Cash for Internships
Gayan Samarasinghe
Last month, Westminster School raised more than £7000 by auctioning internships with bankers, artists and barristers and a host of other placements set up by the private school’s alumni. Louise Tickle in the Guardian compared the auction to a Tory fundraising event in 2011, when party supporters stumped up thousands to get their children through the doors of hedge funds and banks.
Private schools and the Tory party aren’t the only ones at it. The week before Tickle’s piece was published, Highbury Grove, a state comprehensive, auctioned a day’s work experience at the Guardian. Last December, the New Statesman, which has published a number of pieces criticising internship auctions, put up for sale a week’s work experience at its offices.
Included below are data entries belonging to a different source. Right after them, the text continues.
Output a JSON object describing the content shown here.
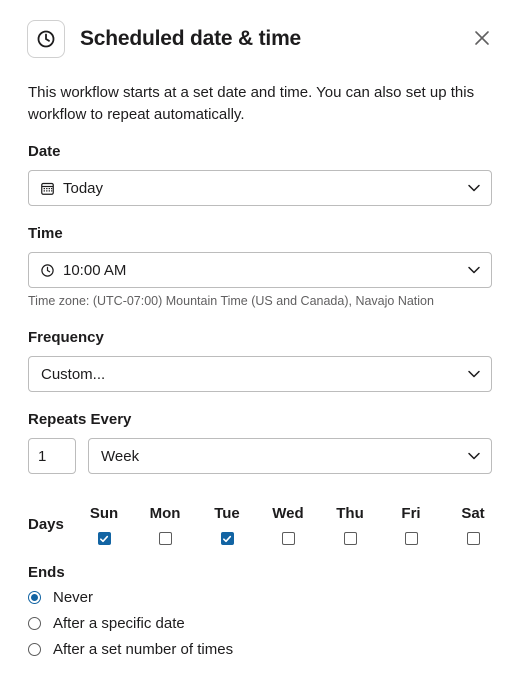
{
  "dialog": {
    "title": "Scheduled date & time",
    "description": "This workflow starts at a set date and time. You can also set up this workflow to repeat automatically."
  },
  "date": {
    "label": "Date",
    "value": "Today"
  },
  "time": {
    "label": "Time",
    "value": "10:00 AM",
    "timezone_hint": "Time zone: (UTC-07:00) Mountain Time (US and Canada), Navajo Nation"
  },
  "frequency": {
    "label": "Frequency",
    "value": "Custom..."
  },
  "repeats": {
    "label": "Repeats Every",
    "count": "1",
    "unit": "Week"
  },
  "days": {
    "label": "Days",
    "items": [
      {
        "name": "Sun",
        "checked": true
      },
      {
        "name": "Mon",
        "checked": false
      },
      {
        "name": "Tue",
        "checked": true
      },
      {
        "name": "Wed",
        "checked": false
      },
      {
        "name": "Thu",
        "checked": false
      },
      {
        "name": "Fri",
        "checked": false
      },
      {
        "name": "Sat",
        "checked": false
      }
    ]
  },
  "ends": {
    "label": "Ends",
    "options": [
      {
        "label": "Never",
        "selected": true
      },
      {
        "label": "After a specific date",
        "selected": false
      },
      {
        "label": "After a set number of times",
        "selected": false
      }
    ]
  },
  "colors": {
    "accent": "#1264a3",
    "text": "#1d1c1d",
    "hint": "#616061",
    "border": "#bcbcbc"
  },
  "icons": {
    "header": "clock-icon",
    "close": "close-icon",
    "date": "calendar-icon",
    "time": "clock-icon",
    "dropdown": "chevron-down-icon"
  }
}
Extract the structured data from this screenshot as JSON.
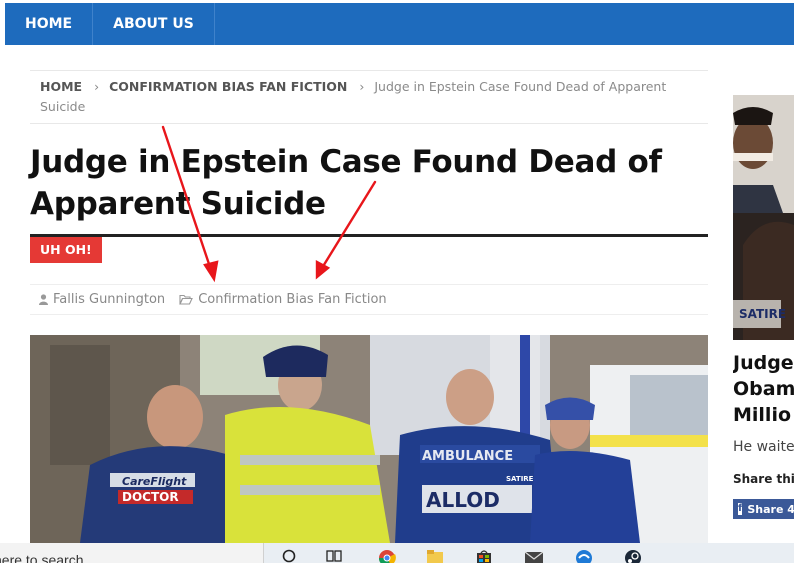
{
  "nav": {
    "items": [
      "HOME",
      "ABOUT US"
    ]
  },
  "breadcrumb": {
    "home": "HOME",
    "category": "CONFIRMATION BIAS FAN FICTION",
    "current": "Judge in Epstein Case Found Dead of Apparent Suicide"
  },
  "post": {
    "title_line1": "Judge in Epstein Case Found Dead of",
    "title_line2": "Apparent Suicide",
    "badge": "UH OH!",
    "author": "Fallis Gunnington",
    "category": "Confirmation Bias Fan Fiction"
  },
  "image": {
    "vest_text_1": "CareFlight",
    "vest_text_2": "DOCTOR",
    "vest_text_3": "AMBULANCE",
    "vest_text_4": "ALLOD",
    "vest_text_5": "SATIRE"
  },
  "sidebar": {
    "title_lines": [
      "Judge",
      "Obam",
      "Millio"
    ],
    "excerpt": "He waited",
    "share_label": "Share this",
    "share_button": "Share 4",
    "image_label": "SATIRE"
  },
  "taskbar": {
    "search_text": "here to search"
  },
  "colors": {
    "nav": "#1e6bbd",
    "badge": "#e53935",
    "arrow": "#e8161b",
    "facebook": "#3b5998"
  }
}
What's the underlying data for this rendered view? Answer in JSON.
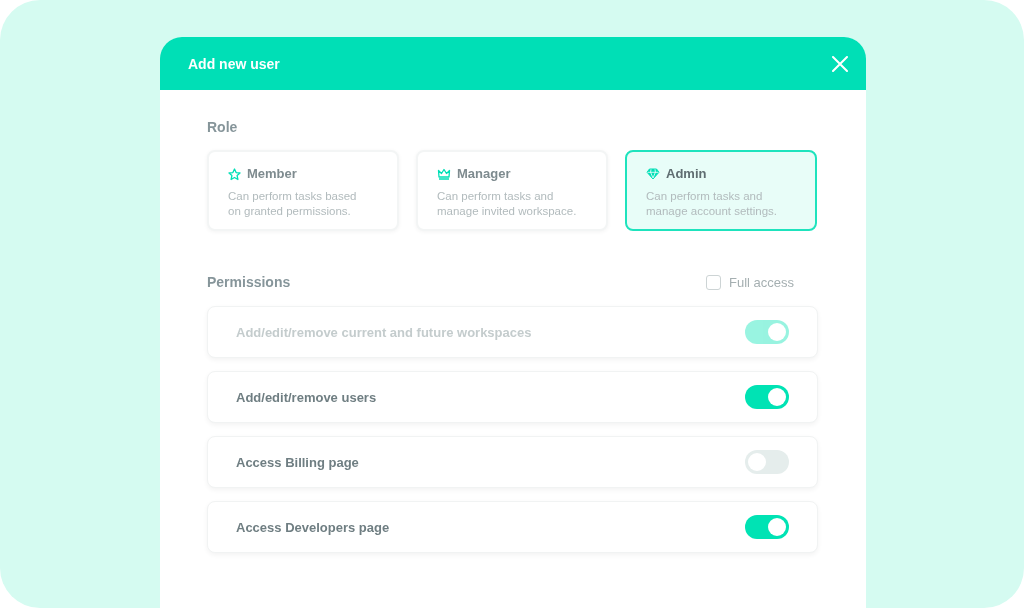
{
  "dialog": {
    "title": "Add new user"
  },
  "role": {
    "heading": "Role",
    "options": [
      {
        "name": "Member",
        "description": "Can perform tasks based on granted permissions.",
        "selected": false
      },
      {
        "name": "Manager",
        "description": "Can perform tasks and manage invited workspace.",
        "selected": false
      },
      {
        "name": "Admin",
        "description": "Can perform tasks and manage account settings.",
        "selected": true
      }
    ]
  },
  "permissions": {
    "heading": "Permissions",
    "full_access": {
      "label": "Full access",
      "checked": false
    },
    "items": [
      {
        "label": "Add/edit/remove current and future workspaces",
        "on": true,
        "disabled": true
      },
      {
        "label": "Add/edit/remove users",
        "on": true,
        "disabled": false
      },
      {
        "label": "Access Billing page",
        "on": false,
        "disabled": false
      },
      {
        "label": "Access Developers page",
        "on": true,
        "disabled": false
      }
    ]
  }
}
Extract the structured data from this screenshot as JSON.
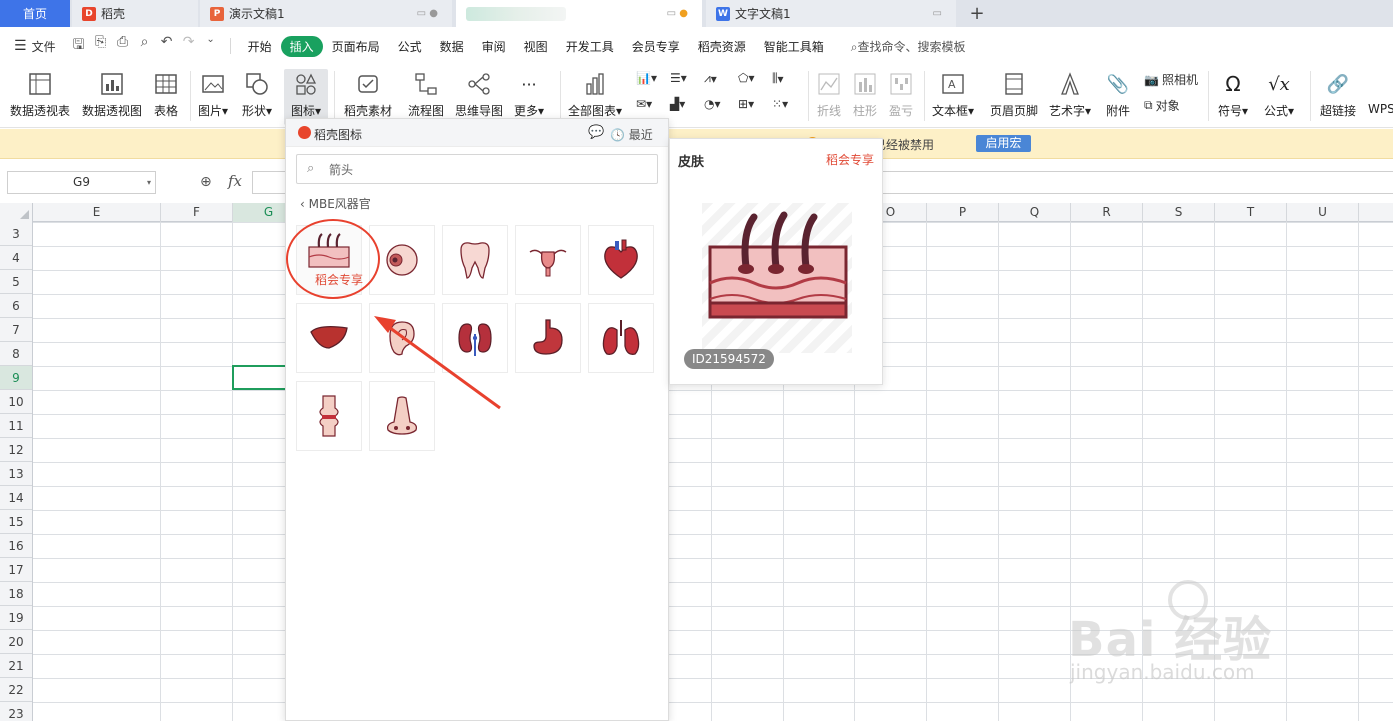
{
  "tabs": {
    "home": "首页",
    "docer": "稻壳",
    "ppt": "演示文稿1",
    "word": "文字文稿1",
    "add": "+"
  },
  "menu": {
    "file": "文件",
    "items": [
      "开始",
      "插入",
      "页面布局",
      "公式",
      "数据",
      "审阅",
      "视图",
      "开发工具",
      "会员专享",
      "稻壳资源",
      "智能工具箱"
    ],
    "search": "查找命令、搜索模板"
  },
  "ribbon": {
    "pivot_table": "数据透视表",
    "pivot_chart": "数据透视图",
    "table": "表格",
    "picture": "图片",
    "shape": "形状",
    "icon": "图标",
    "docer_material": "稻壳素材",
    "flowchart": "流程图",
    "mindmap": "思维导图",
    "more": "更多",
    "all_charts": "全部图表",
    "line": "折线",
    "column": "柱形",
    "winloss": "盈亏",
    "textbox": "文本框",
    "header_footer": "页眉页脚",
    "wordart": "艺术字",
    "attachment": "附件",
    "camera": "照相机",
    "object": "对象",
    "symbol": "符号",
    "formula": "公式",
    "hyperlink": "超链接",
    "wps": "WPS"
  },
  "macro": {
    "text": "宏已经被禁用",
    "button": "启用宏"
  },
  "formula_bar": {
    "cell_ref": "G9",
    "fx": "fx"
  },
  "grid": {
    "cols_left": [
      "E",
      "F",
      "G"
    ],
    "cols_right": [
      "O",
      "P",
      "Q",
      "R",
      "S",
      "T",
      "U"
    ],
    "rows": [
      "3",
      "4",
      "5",
      "6",
      "7",
      "8",
      "9",
      "10",
      "11",
      "12",
      "13",
      "14",
      "15",
      "16",
      "17",
      "18",
      "19",
      "20",
      "21",
      "22",
      "23"
    ]
  },
  "icon_panel": {
    "title": "稻壳图标",
    "recent": "最近",
    "search_value": "箭头",
    "back_label": "MBE风器官",
    "vip_label": "稻会专享",
    "icons": [
      "skin-icon",
      "eye-icon",
      "tooth-icon",
      "uterus-icon",
      "heart-icon",
      "liver-icon",
      "ear-icon",
      "kidney-icon",
      "stomach-icon",
      "lung-icon",
      "joint-icon",
      "nose-icon"
    ]
  },
  "preview": {
    "title": "皮肤",
    "vip": "稻会专享",
    "id": "ID21594572"
  },
  "watermark": {
    "main": "Bai 经验",
    "sub": "jingyan.baidu.com"
  },
  "colors": {
    "accent_green": "#19a15f",
    "home_tab": "#3e74e8",
    "vip_red": "#e04a36",
    "circle_red": "#e8412e",
    "macro_bg": "#fdf0c7"
  }
}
The starting bid at the Olympics Ball (raising money to support British athletes) was £1000.
Even when you don’t have to pay to get an internship, you will probably be expected to work for free, which comes to much the same thing. The campaign group Intern Aware wrote an open letter condemning Westminster’s auction. Seven MPs put their names to it. It isn’t surprising that so few spoke out, given how many MPs have hired unpaid interns – including almost half of those who signed the letter.
The Independent Parliamentary Standards Authority keeps track of the unpaid workers that MPs take on, as the state covers their expenses. According to the last IPSA report, released in 2012, three of the MPS condemning Westminster School – Labour’s Rachel Reeves and the Lib Dems Julian Huppert and Mike Crockart – had taken on unpaid interns. But at least they have mended their ways (or at any rate stopped advertising unpaid internships on the Working for an MP website).
If you hurry you can still win a week at Ronit Capital, a hedge fund management company (current bid $550; the auction closes this evening). The proceeds will go to a charity, Gabrielle’s Angel Foundation for Cancer Research – after the auctioneer takes a 20 per cent cut.
Marx warned that a reserve army of unemployed workers would eventually drive wages down to the bare minimum necessary for labour to survive. Yet even he didn’t imagine a future in which an army of unemployed graduates would not only work unpaid, but compete with each other over who would pay their employers the most.
Comments
However, the use of 'voluntary work' as a euphemism for what anyone should understand as an unpaid internship seems to be widespread. My understanding of 'volunteering' is of something principally undertaken out of altruism, maybe a few hours a week, not a full-time position that it is necessary to undertake in order to find work. But as a 'volunteer' at the Victoria and Albert Museum a few years back, I, and all the other volunteers around me, were certainly in the former of those two situations.
I once saw an ad on a design jobs website for a graphic designer with 2 years experience, preferably some knowledge of spreadsheets/admin, and knowledge of the hotels industry, to work a 6 month job designing interior of a new hotel. Unpaid.
He did not need to imagine it, since in his day it was common for apprentices to have to pay their masters. Indeed it is within living memory that pupil barristers had to pay their pupilmasters for the honour of doing their legal research. Far from a new development, I would suggest we are seeing re-Victorianisation of working conditions.